New York News

Diocese of Albany, Religious Groups Suing NY State for Requiring Abortion Coverage in Health Insurance Plans

Members of the Sisters of St. Mary, Greenwich, New York, are pictured in this photo. The Anglican sisters joined the Carmelite Sisters for the Aged and Infirm in Albany, New York along with the Diocese of Albany and other religious ministries in the state suing New York for requiring them to provide abortion coverage in their health insurance plans. (Photo courtesy of Becket)

WASHINGTON — A coalition of religious groups in New York, including Carmelite sisters that run a home for the elderly and dying, Anglican sisters, religious social service agencies, and the Diocese of Albany are suing New York state for requiring them to provide abortion coverage in their health insurance plans.

The groups, represented by the law firm Jones Day and the Becket Fund for Religious Liberty, argued before the New York Court of Appeals April 16 that the state’s abortion mandate infringes on the free exercise of religion for churches and service ministries.

The state law includes a narrow religious exemption for groups which inculcate religious values and primarily employ and serve those of the same faith tradition, something that did not apply to the plaintiffs involved in service ministries.

The New York State Court of Appeals had previously upheld the state’s regulation, but the U.S. Supreme Court asked it to reconsider this in light of the Supreme Court’s 2021 ruling in Fulton v.

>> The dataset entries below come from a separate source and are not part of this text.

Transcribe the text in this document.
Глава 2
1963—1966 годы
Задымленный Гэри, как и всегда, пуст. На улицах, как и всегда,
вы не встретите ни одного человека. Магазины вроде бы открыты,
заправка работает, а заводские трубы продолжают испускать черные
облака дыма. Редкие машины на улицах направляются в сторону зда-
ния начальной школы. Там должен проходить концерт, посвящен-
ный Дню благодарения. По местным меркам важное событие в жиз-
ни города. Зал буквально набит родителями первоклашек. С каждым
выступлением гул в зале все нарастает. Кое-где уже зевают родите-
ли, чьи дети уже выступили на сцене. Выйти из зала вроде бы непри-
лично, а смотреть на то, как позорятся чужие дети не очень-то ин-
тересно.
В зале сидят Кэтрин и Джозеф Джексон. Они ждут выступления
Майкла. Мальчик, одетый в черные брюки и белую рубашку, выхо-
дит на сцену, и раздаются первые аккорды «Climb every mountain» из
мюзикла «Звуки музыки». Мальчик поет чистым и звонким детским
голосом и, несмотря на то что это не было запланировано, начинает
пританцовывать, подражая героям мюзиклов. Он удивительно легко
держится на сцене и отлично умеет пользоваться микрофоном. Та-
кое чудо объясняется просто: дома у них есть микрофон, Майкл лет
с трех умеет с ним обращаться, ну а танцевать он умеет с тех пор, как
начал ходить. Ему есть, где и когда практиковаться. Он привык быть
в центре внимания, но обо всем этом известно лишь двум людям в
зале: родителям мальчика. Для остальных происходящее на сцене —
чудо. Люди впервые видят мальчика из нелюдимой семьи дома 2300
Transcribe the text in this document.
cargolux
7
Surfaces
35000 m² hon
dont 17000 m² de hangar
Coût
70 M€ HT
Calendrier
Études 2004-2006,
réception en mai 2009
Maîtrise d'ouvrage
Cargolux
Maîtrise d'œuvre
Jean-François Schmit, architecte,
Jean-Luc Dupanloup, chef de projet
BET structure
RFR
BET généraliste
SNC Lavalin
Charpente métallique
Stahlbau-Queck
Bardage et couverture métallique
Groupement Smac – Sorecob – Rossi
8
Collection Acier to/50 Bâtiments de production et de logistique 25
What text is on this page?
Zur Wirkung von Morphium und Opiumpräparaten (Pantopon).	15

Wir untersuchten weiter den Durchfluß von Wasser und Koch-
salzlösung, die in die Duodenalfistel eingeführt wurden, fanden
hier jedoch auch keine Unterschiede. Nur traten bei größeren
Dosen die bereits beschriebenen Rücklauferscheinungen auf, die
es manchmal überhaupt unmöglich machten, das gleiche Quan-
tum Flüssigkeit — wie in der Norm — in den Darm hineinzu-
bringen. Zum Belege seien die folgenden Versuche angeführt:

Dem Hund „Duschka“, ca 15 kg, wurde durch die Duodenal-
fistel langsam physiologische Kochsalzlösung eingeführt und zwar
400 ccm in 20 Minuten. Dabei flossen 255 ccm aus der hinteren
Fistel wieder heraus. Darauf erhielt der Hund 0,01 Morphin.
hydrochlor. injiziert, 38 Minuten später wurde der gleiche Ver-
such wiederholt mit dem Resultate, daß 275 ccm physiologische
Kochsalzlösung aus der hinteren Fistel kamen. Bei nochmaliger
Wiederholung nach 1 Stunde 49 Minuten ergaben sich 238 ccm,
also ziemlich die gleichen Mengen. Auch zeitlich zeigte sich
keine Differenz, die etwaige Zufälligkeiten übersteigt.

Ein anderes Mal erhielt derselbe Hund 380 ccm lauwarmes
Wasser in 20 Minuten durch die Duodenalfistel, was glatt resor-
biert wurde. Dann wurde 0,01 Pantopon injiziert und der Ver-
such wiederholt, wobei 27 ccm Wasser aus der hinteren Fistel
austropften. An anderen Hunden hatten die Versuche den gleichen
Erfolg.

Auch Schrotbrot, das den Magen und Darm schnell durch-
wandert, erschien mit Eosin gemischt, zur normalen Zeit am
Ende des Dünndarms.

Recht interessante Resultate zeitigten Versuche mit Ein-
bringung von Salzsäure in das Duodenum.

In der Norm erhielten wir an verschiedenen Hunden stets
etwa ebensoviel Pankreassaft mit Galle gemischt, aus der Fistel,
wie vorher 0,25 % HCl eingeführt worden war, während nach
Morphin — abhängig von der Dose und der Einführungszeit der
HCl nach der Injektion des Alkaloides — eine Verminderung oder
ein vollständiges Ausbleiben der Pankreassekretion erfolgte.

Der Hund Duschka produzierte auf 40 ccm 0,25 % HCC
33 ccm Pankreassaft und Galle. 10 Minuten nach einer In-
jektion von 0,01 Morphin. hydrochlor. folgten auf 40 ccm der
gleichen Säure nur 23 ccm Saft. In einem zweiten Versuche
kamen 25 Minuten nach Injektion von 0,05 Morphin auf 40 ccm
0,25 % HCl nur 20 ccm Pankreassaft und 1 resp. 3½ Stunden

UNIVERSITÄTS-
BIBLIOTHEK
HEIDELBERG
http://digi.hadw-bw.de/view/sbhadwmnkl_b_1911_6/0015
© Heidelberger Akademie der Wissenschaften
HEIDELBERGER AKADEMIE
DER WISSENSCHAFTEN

City of Philadelphia which said that said a Catholic social service agency should not have been excluded from Philadelphia’s foster care program for refusing to facilitate adoptions for same-sex couples.

“We asked the court to follow the U.S. Supreme Court’s guidance, protect religious freedom, and make clear that the mandate cannot be applied to this diverse group of religious organizations,” said Noel Francisco, a partner at Jones Day who represented the New York religious groups.

He argued before the court that the state’s mandate on abortion coverage is not neutral because the religious exemption to it only applies to some religious organizations and not others.

Some of the justices similarly questioned the exemption. Justice Anthony Cannataro asked: “What’s the relationship between who you serve and what your beliefs are?”

State financial regulators approved the abortion coverage requirement in 2017, and the Legislature codified it into law in 2022.

Becket’s background material on the case points out that “when the New York State Department of Financial Services initially proposed the abortion mandate, it promised to exempt employers with religious objections. However, after facing pressure from abortion activists, New York radically narrowed the exemption to cover only religious groups that both primarily teach religion and primarily serve and hire those who share their faith. This exception does not apply to most religious ministries that seek to serve all people, regardless of faith. For example, the exemption doesn’t extend to the Carmelite Sisters for the Aged and Infirm and their Teresian Nursing Home because they serve the elderly and dying regardless of religious affiliation.”

“Forcing nuns to bankroll abortions because they believe in serving all people is unacceptable,” said Eric Baxter, vice president and senior counsel at Becket, in a statement. “The court should toss this mandate into the dustbin of history and allow these religious groups to focus on what they do best: caring for those in need.”

A decision is expected later this year.